如何实现paged_attention--基于flash-attention的PagedAttention内核实现缓存管理器
类似linux操作系统管理内存的机制,paged_attention用于管理LLM推理时kv cache的显存分配,通过页表机制,优化显存分配,减少碎片。
paged_attention介绍¶
传统上,请求的键值缓存有以下两点:
- 存储在连续的内存空间中;
- 预先分配最大上下文长度的内存(对于 Llama3 为 8192)。
这会导致严重的内存碎片,例如,如果一个请求的实际长度被生成为 792 个标记,那么大约 90%(=7400/8192)的预分配内存会被碎片化,即无法被其他任何请求使用。
为了减少内存碎片并提高请求吞吐量(批量大小),分页注意力(PagedAttention)提供了一种非连续的键值缓存内存管理方案,大致遵循操作系统分页。这确保了内存碎片仅在每个请求的最后分配块中发生:在下面的图表中,用红色勾勒出的部分,请求 A 在物理块 3 中有 3 个tokens,请求 B 在物理块 2 中有 2 个tokens。

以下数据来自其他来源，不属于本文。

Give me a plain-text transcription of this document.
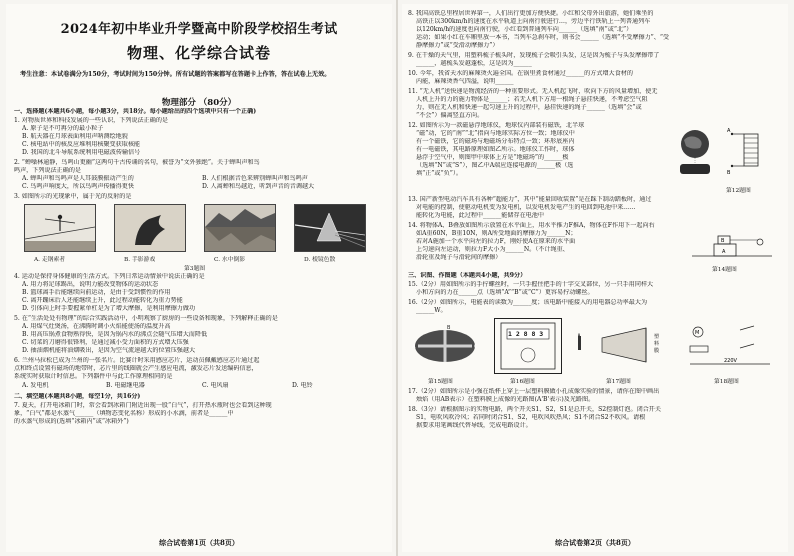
2024年初中毕业升学暨高中阶段学校招生考试
物理、化学综合试卷
考生注意：本试卷满分为150分，考试时间为150分钟。所有试题的答案都写在答题卡上作答，答在试卷上无效。
物理部分 （80分）
一、选择题(本题共6小题，每小题3分，共18分。每小题给出的四个选项中只有一个正确)
1. 对物质世界和科技发展的一些认识，下列说法正确的是
A. 原子是不可再分的最小粒子
B. 航天器在月球表面利用声呐测绘地貌
C. 核电站中的核反应堆利用核聚变获取核能
D. 我国的北斗导航系统利用电磁波传输信号
2. “蝉噪林逾静，鸟鸣山更幽”这两句千古传诵的名句，被誉为“文外独绝”。关于蝉叫声和鸟
鸣声，下列说法正确的是
A. 蝉叫声和鸟鸣声是人耳鼓膜振动产生的	B. 人们根据音色来辨别蝉叫声和鸟鸣声
C. 鸟鸣声响度大，所以鸟鸣声传播得更快	D. 人离蝉和鸟越近，听到声音的音调越大
3. 如图所示的光现象中，属于光的反射的是
A. 走钢索者	B. 手影游戏	C. 水中倒影	D. 棱镜色散
第3题图
4. 运动是保持身体健康的生活方式。下列日常运动情景中说法正确的是
A. 用力将足球踢出，说明力能改变物体的运动状态
B. 篮球离手后能继续向前运动，是由于受到惯性的作用
C. 离开蹦床后人还能继续上升，此过程动能转化为重力势能
D. 引体向上时手要握紧单杠是为了增大摩擦，是利用摩擦力做功
5. 在“生活处处有物理”的综合实践活动中，小明观察了厨房的一些设备和现象，下列解释正确的是
A. 用煤气灶煲汤，在沸腾时调小火焰能使汤的温度升高
B. 用高压锅煮食物熟得快，是因为锅内水的沸点会随气压增大而降低
C. 切菜的刀磨得很锋利，是通过减小受力面积的方式增大压强
D. 抽油烟机能将油烟吸出，是因为空气流速越大的位置压强越大
6. 兰州马拉松已成为兰州的一张名片。比赛计时采用感应芯片，运动员佩戴感应芯片通过起
点和终点设置有磁场的地带时，芯片里的线圈就会产生感应电流，激发芯片发送编码信息，
系统实时获取计时信息。下列器件中与此工作原理相同的是
A. 发电机	B. 电磁继电器	C. 电风扇	D. 电铃
二、填空题(本题共8小题，每空1分，共16分)
7. 夏天，打开电冰箱门时，常会看到冰箱门附近出现一股“白气”，打开热水瓶时也会看到这种现
象，“白气”都是水蒸气______（填物态变化名称）形成的小水滴，前者是______中
的水蒸气形成的(选填“冰箱内”或“冰箱外”)
综合试卷第1页（共8页）
8. 我国高铁总里程居世界第一，人们出行更加方便快捷。小红和父母外出旅游，她们乘坐的
高铁正以300km/h的速度在水平轨道上向南行驶进行…，旁边平行铁轨上一列普通列车
以120km/h的速度也向南行驶，小红看到普通列车向______（选填“南”或“北”）
运动；如果小红在车厢里放一本书，当列车急刹车时，则书会______（选填“不受摩擦力”、“受
静摩擦力”或“受滑动摩擦力”）
9. 在干燥的天气里，用塑料梳子梳头时，发现梳子会吸引头发，这是因为梳子与头发摩擦带了
______，越梳头发越蓬松，这是因为______
10. 今年，我省天水的麻辣烫火遍全国。在锅里煮食材通过______的方式增大食材的
内能，麻辣烫香气四溢，说明______
11. “无人机”送快递是物流经济的一种重要形式。无人机起飞时，吹向下方的风量增加，使无
人机上升的力的施力物体是______；若无人机下方用一根绳子悬挂快递，不考虑空气阻
力，则在无人机和快递一起匀速上升的过程中，悬挂快递的绳子______（选填“会”或
“不会”）偏离竖直方向。
12. 如图所示为一款磁悬浮地球仪，地球仪内部装有磁铁，北半球
“磁”动，它的“南”“北”指向与地球实际方位一致；地球仪中
有一个磁铁，它的磁场与地磁场分布特点一致；环形底座内
有一电磁铁，其电路原理如图乙所示。地球仪工作时，球体
悬浮于空气中，则图甲中球体上方是“地磁场”的______极
（选填“N”或“S”），图乙中A端应连接电源的______极（选
填“正”或“负”）。
A
B
第12题图
13. 国产新型电动汽车具有各种“超能力”，其中“能量回收装置”是在踩下制动踏板时，通过
对电能的控制，使驱动电机变为发电机，以发电机发电产生的电回到电池中来……
能转化为电能，此过程中______能储存在电池中
14. 将物体A、B叠放如图所示放置在水平面上，用水平推力F推A，物体在F作用下一起向右
如A重60N，B重10N，则A所受地面的摩擦力为______N；
若对A施加一个水平向左的拉力F，刚好使A在原来的水平面
上匀速向左运动，则拉力F大小为______N。（不计绳重、
滑轮重及绳子与滑轮间的摩擦）
B
A
第14题图
三、识图、作图题（本题共4小题，共9分）
15.（2分）用如图所示的手拧螺丝时，一只手握住把手的十字交叉部位，另一只手用同样大
小和方向的力在______点（选填“A”“B”或“C”）更容易拧动螺丝。
16.（2分）如图所示，电能表的读数为______度；该电路中能接入的用电器总功率最大为
______W。
A	C
B
1 2 8 8 3	塑
料
膜
M
220V
第15题图	第16题图	第17题图	第18题图
17.（2分）如图所示是小强在纸杯上穿上一层塑料膜做小孔成像实验的情景，请你在图中画出
烛焰（用AB表示）在塑料膜上成像的光路图(A'B'表示)及光路图。
18.（3分）请根据图示的实物电路，两个开关S1、S2，S1是总开关，S2控制灯泡。闭合开关
S1，电吹风吹冷风；若同时闭合S1、S2，电吹风吹热风；S1不闭合S2不吹风。请根
据要求用笔画线代替导线，完成电路设计。
综合试卷第2页（共8页）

从代码上看attention和paged_attention的区别:
# attention
y = attn(k_cache=k_cache, v_cache=v_cache, ...)
# paged_attention
y = paged_attn(k_cache=k_cache_paged, v_cache=v_cache_paged, block_table=block_table, ...)
与k_cache不同,k_cache_paged是非连续的,并且由所有请求共享。物理块 0~8 可以分配给任何请求,这就是为什么我们传入block_table,它包含每个请求对逻辑块到物理块的分配。例如,在上面的图表中,block_table看起来像{0: [7,1,3], 1: [5,2]}(0 和 1 分别是请求 A 和 B 的索引)。
基于flash-attention实现缓存管理器¶
万丈高楼拔地起,我们可以基于现有的基础架构,比如基于flash-attention的PagedAttention内核实现缓存管理器,也可以从零开始搭建。
今天介绍的是基于Dao-AILab/flash-attention,它采用了flash-attention的PagedAttention内核实现。用户只需要实现缓存管理器。它与缓存管理器一起使用(例如在 vLLM 中),该缓存管理器管理何时分配和释放块以及构建块表。缓存管理器的实现取决于你如何构建推理引擎,因此flash-attention没有实现这样的缓存管理器。
用户实现实现一个缓存管理器,该缓存管理器管理何时分配和释放块以及构建块表,也就是下面代码中的block_table,然后传递block_table给flash_attention。
from flash_attn import flash_attn_with_kvcache
y = flash_attn_with_kvcache(q, k_cache_paged, v_cache_paged, k, v, cache_seqlens=cache_seqlens, block_table=block_table, causal=True)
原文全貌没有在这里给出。